CHP’li Bandırma İlçe Belediyesi tarafından düzenlenen kurtuluş törenlerinde konuşan CHP Genel Başkanı Kemal Kılıçdaroğlu, Türkiye Cumhuriyeti’nin kimseye el açılmadan alın teriyle kurulduğunu söyledi. Bağımsızlık savaşı verenlerin barışın önemini bildiğini belirten Kılıçdaroğlu, "Mustafa Kemal Atatürk ‘Zorunlu olmadıkça savaş bir cinayettir’ dedi. Neden mi zorunluydu çünkü topraklarımız işgal altındaydı. Çıkın diyorduk çıkmıyorlardı tek çare vardı. Savaşmak. Onurumuzla savaştık. Onurumuzla o bayrağı koruduk. Onurumuzla, şehit kanlarıyla süsledik. Ama savaştan sonra Mustafa Kemal hemen şunu söyledi ’Yurtta barış dünyada barış’. Bu ülkeyi kuranlar demirağlarla ördüler, fabrikalar kurdular, sata sata bitiremedikleri o fabrikaları o insanlar yaptılar. Hiç kimseden borç almadılar" dedi.

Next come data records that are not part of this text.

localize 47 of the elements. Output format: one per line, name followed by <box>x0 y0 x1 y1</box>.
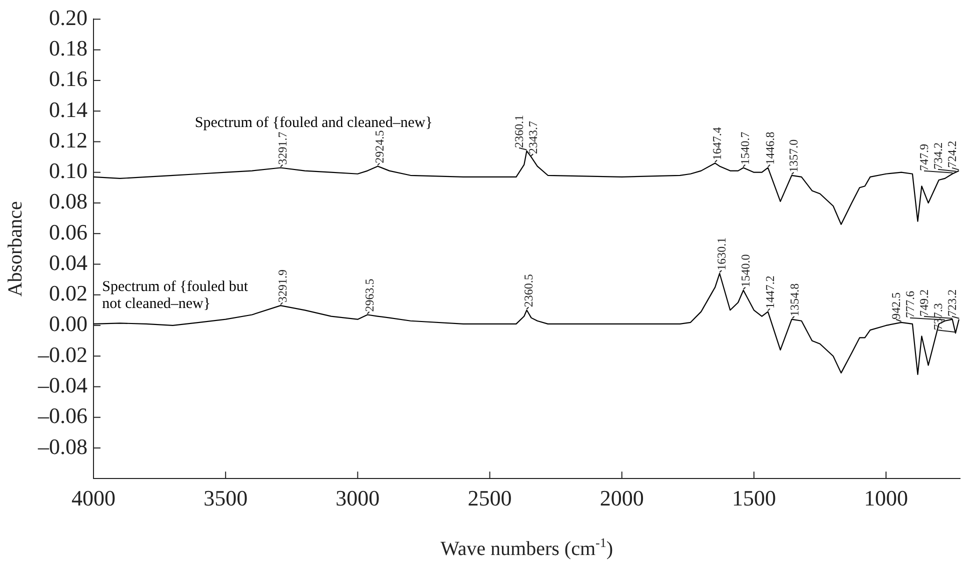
text: Spectrum of {fouled and cleaned–new} <box>194 114 433 131</box>
annotation: 1647.4 <box>710 127 724 160</box>
y-tick-label: 0.04 <box>49 250 88 275</box>
annotation: 1630.1 <box>714 237 729 270</box>
y-tick-label: 0.12 <box>49 127 88 152</box>
annotation: 1446.8 <box>762 132 777 165</box>
y-tick-label: 0.10 <box>49 158 88 184</box>
y-tick-label: 0.06 <box>49 219 88 244</box>
annotation: 3291.9 <box>276 270 290 303</box>
annotation: 1540.7 <box>738 132 752 165</box>
series-label: Spectrum of {fouled but not cleaned–new} <box>102 278 249 312</box>
y-tick-label: 0.18 <box>49 36 88 61</box>
annotation: 942.5 <box>889 292 903 320</box>
annotation: 2963.5 <box>362 278 376 312</box>
y-tick-label: –0.04 <box>37 372 88 398</box>
annotation: 747.9 <box>917 144 931 171</box>
y-tick-label: 0.20 <box>49 4 88 30</box>
x-tick-label: 1000 <box>864 486 908 511</box>
annotation: 777.6 <box>903 290 917 318</box>
y-tick-label: 0.08 <box>49 188 88 214</box>
x-tick-label: 1500 <box>732 486 776 511</box>
annotation: 2924.5 <box>372 130 387 164</box>
x-tick-label: 3500 <box>204 486 248 511</box>
y-tick-label: –0.02 <box>37 342 88 367</box>
annotation: 2360.5 <box>522 274 536 308</box>
x-tick-label: 2500 <box>468 486 512 511</box>
annotation: 1447.2 <box>762 276 777 309</box>
annotation: 2343.7 <box>526 121 540 154</box>
annotation: 749.2 <box>917 289 931 316</box>
annotation: 1357.0 <box>786 139 801 172</box>
y-tick-label: 0.14 <box>49 96 88 122</box>
y-tick-label: 0.16 <box>49 66 88 92</box>
annotation: 1354.8 <box>787 283 802 316</box>
y-tick-label: 0.02 <box>49 280 88 306</box>
annotation: 2360.1 <box>512 114 526 148</box>
annotation: 3291.7 <box>276 132 290 165</box>
y-tick-label: 0.00 <box>49 311 88 336</box>
annotation: 723.2 <box>945 289 959 316</box>
x-tick-label: 3000 <box>336 486 380 511</box>
y-axis-title: Absorbance <box>4 201 26 297</box>
annotation: 734.2 <box>931 142 945 170</box>
x-tick-label: 2000 <box>600 486 644 511</box>
y-tick-label: –0.08 <box>37 434 88 459</box>
annotation: 1540.0 <box>738 254 752 288</box>
x-tick-label: 4000 <box>72 486 116 511</box>
annotation: 724.2 <box>945 140 959 168</box>
y-tick-label: –0.06 <box>37 403 88 428</box>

"CUMHURİYET KÜÇÜK ESNAFIN OĞLU GÜL’ÜN CUMHURBAŞKANI OLMASI"
Gençlerin geçmişi bilmesi gerektiğini dile getiren Kılıçdaroğlu, kendi uçağını, gemisini yapan Türkiye’nin 1950’lerde ekonomik buhrana girdiğine dikkat çekti. Gençlerin geçmişlerini unutmamalarını isteyen Kılıçdaroğlu, "Bizim geçmişimiz pırıl pırıl. Biz bütün ülkelerle barış içerisinde yaşamak isteriz. Savaş insanlığın reddettiği bir şeydir. Barışın adresi Türkiye Cumhuriyeti’dir. Ama bunu yapabilirsek, barışı yeniden inşa edebilirsek. Kırılan, dökülen yaralarımız var. Bunu yeniden onaracağız. Yeniden ayakları üzerinde duran, dünyada yalnızlaşmayan, sesi sözü dinlenen bir Türkiye’yi yeniden inşa edeceğiz. Gücümüzle bağımsızlık ruhumuzla yeniden inşa edeceğiz. Biz üç büyük devrimde imzası olan bir partiyiz. Cumhuriyeti kurduk. Cumhuriyet halka danışmaktır. Halkın iradesine sahip çıkmaktır. Cumhuriyet şu demektir. Tunceli’nin küçük bir köyünde doğan, küçük bir ailenin, küçük bir memurun çocuğu Kemal Kılıçdaroğlu okudu, yetişti Cumhuriyet Halk Partisi’ne genel başkan oldu. Cumhuriyet aynı zamanda Kayseri’de küçük bir esnafın oğlu Abdullah Gül’ün Cumhurbaşkanı olmasıdır. Cumhuriyet fırsat eşitliği yaratmaktır. Cumhuriyeti korumak her şeyden önce bizim görevimizdir. Birileri cumhuriyeti küçümsüyor. Tabelalardan Türkiye Cumhuriyeti’ni çıkartmak istiyor. Biz varken, gençlik varken Cumhuriyet Halk Partisi varken kimsenin gücü onu oradan almaya yetmez" diye konuştu.
"DÖRDÜNCÜ DEVRİM ÖZGÜRLÜK VE DEMOKRASİ"
Cumhuriyet Halk Partisi’nin, çok partili, sosyal demokrasi devrimlerini gerçekleştirdiğini ifade eden Kılıçdaroğlu, "Dördüncü devrim özgürlük ve demokrasi devrimi olacak. Herkesin düşüncesini özgürce açıkladığı bir Türkiye. Hiç kimsenin düşüncesinden ötürü ötekileştirilmediği bir Türkiye. Hiç kimsenin inancından ötürü ötekileştirilmediği bir Türkiye. Herkesin düşüncesini özgürce dile getirdiği bir Türkiye. Gençliğin iş ve aş sahibi olduğu bir Türkiye. Üniversitelerinde özgürlük türküleri söylenen bir Türkiye. Gençliğin sokaklarda rahatlıkla eylem yaptığı bir Türkiye. Dünyada saygınlığı olan bir Türkiye istiyoruz. Bunu gençler Gezi eylemleri ile dile getirdiler. Onlar özgürlük ve demokrasi istiyorlardı. Kendi kentlerine sahip çıkmak istiyorlardı. Kentlerinin ağacına, parkına sahip çıkmak istiyorlardı. TOMA’larla, palalarla, biber gazıyla, normal kurşunlarla üstlerine gittiler, gençler yılmadı. Öldüler yine yılmadılar. Yılmayacaklar. Çünkü onlar Mustafa Kemal’in gençleri" dedi.